1) Field of the Invention
The present invention relates generally to an apparatus for sensing the velocity of metallic parts such as gears and, in particular, to a modular sensor assembly for such an apparatus.
2) Description of the Prior Art
In order to control the acceleration or deceleration of a wheeled vehicle, such as a car, truck or diesel locomotive, it is necessary that the speed of the wheel be measured either directly or indirectly. In either accelerating or decelerating control systems, it is desirable to apply power or brakes to the driving wheels in such a manner that the wheels are on the verge of slipping or breaking loose at all times. Indirect velocity measuring systems have not proven satisfactory because of varying road surface conditions and changes in the coefficient of friction between the wheel surfaces and the road.
A number of prior art devices and techniques have been used to measure the speed of the drive wheels either directly by measuring the speed of the drive gear. These include Hall effect, elecromagnetic and optical devices. Because of the cost of the Hall effect devices and the need for a clean environment for the optical devices, electric electromagnetic sensors have usually been the choice. One such sensor assembly suitable for use with such a control system is disclosed in U.S. Pat. No. 3,721,968 issued to Gee, the entire specification of which is hereby incorporated by reference.
However, a number of practical disadvantages have plagued such electromagnetic sensors. First, the electromagnetic sensor is sensitive to spacing variations between the sensor and the moving part. Second, the signal strength is dependent on the speed of the moving part and very low speeds may render the sensor signal useless. However, with the advent of integrated digital circuits, it has now become possible to measure near zero speeds. However, the problem of sensitivity to spacing variations remains.
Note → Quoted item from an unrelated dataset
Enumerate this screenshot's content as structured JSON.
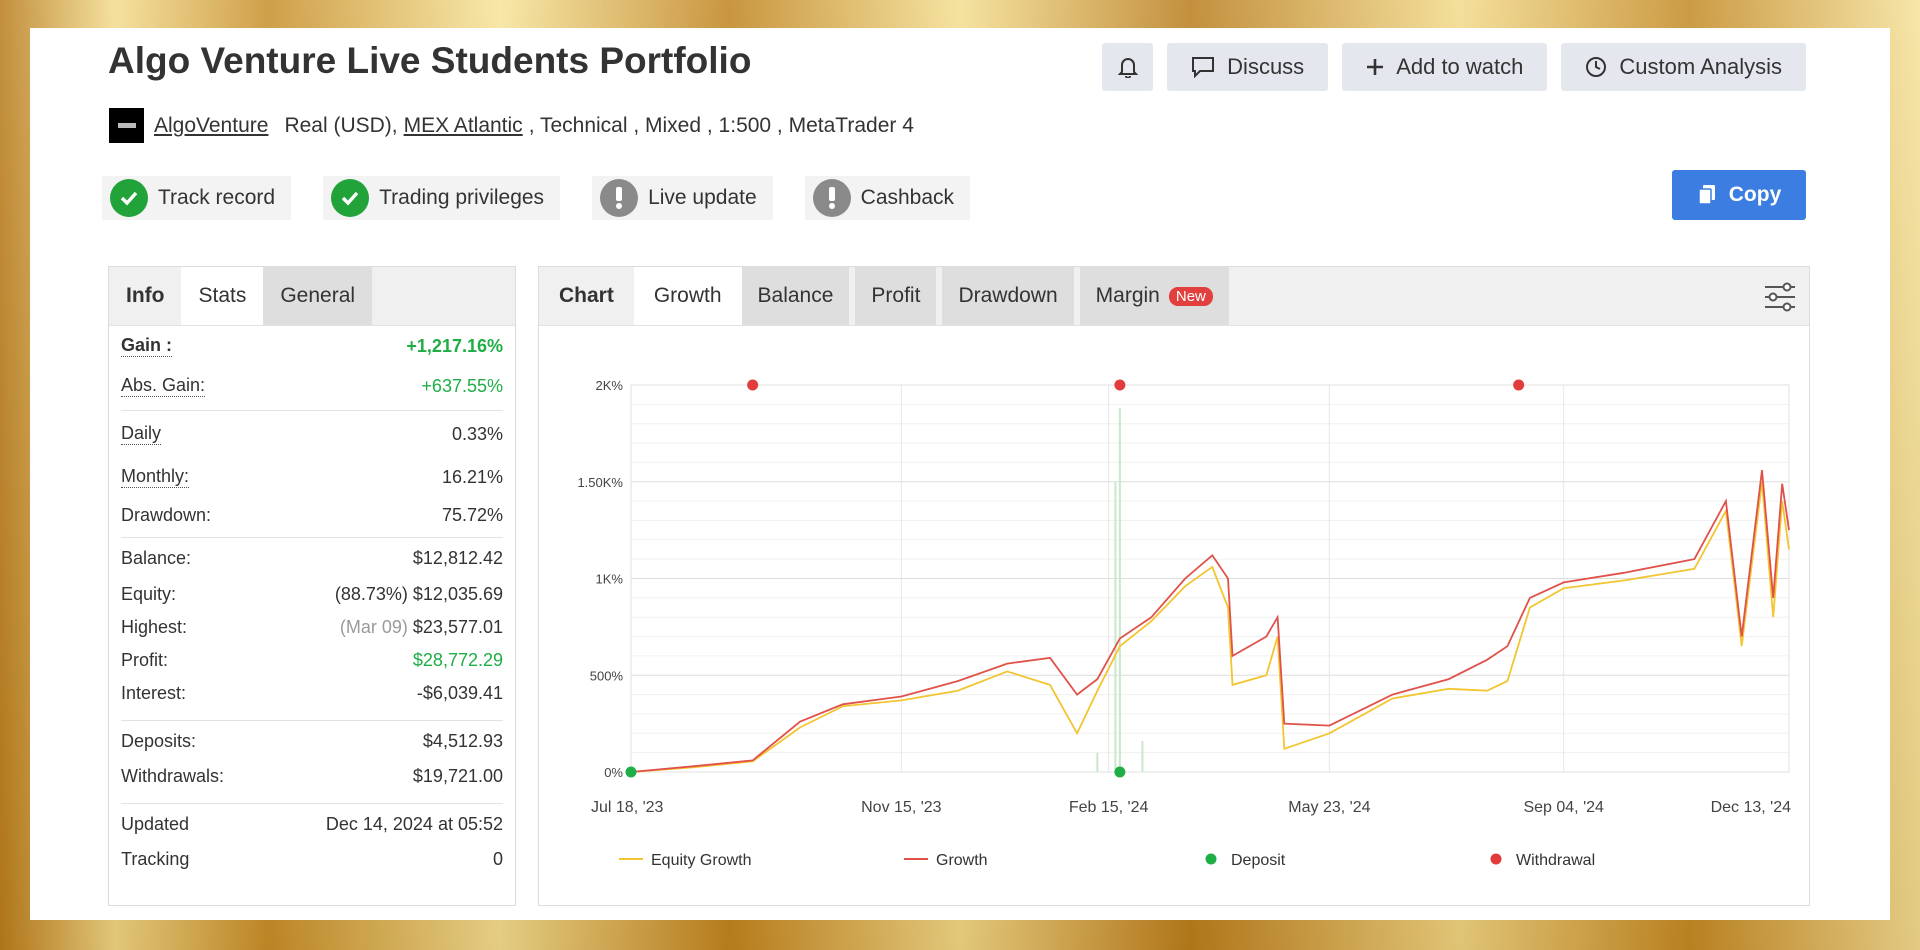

There are three major sources of spacing variations between the sensor assembly and the moving part. First, the moving part or gear itself is often not concentric. For example, variations of 20-50 mils would be typical. Second, there will be variation in the dimensions of the sensor itself also due to practical manufacturing restraints. Third, installation of the sensor assembly itself by a technician may also introduce dimensional errors. Thus, it has been the common practice to individually assemble and calibrate each sensor during manufacture. Once in the field, the technician then may find it necessary to insert shim spacers between the housing and the traction gear box to compensate for idiosyncrasies of that particular unit. As a result, installation of a new or replacement speed sensor assembly often requires up to 8 hours to install.
It has thus become desirable to develop a speed sensor assembly for a velocity control system that will be suitable for use with such a system while, at the same time, eliminating the prior art problems of recalibration and the expense each time the sensor must be replaced.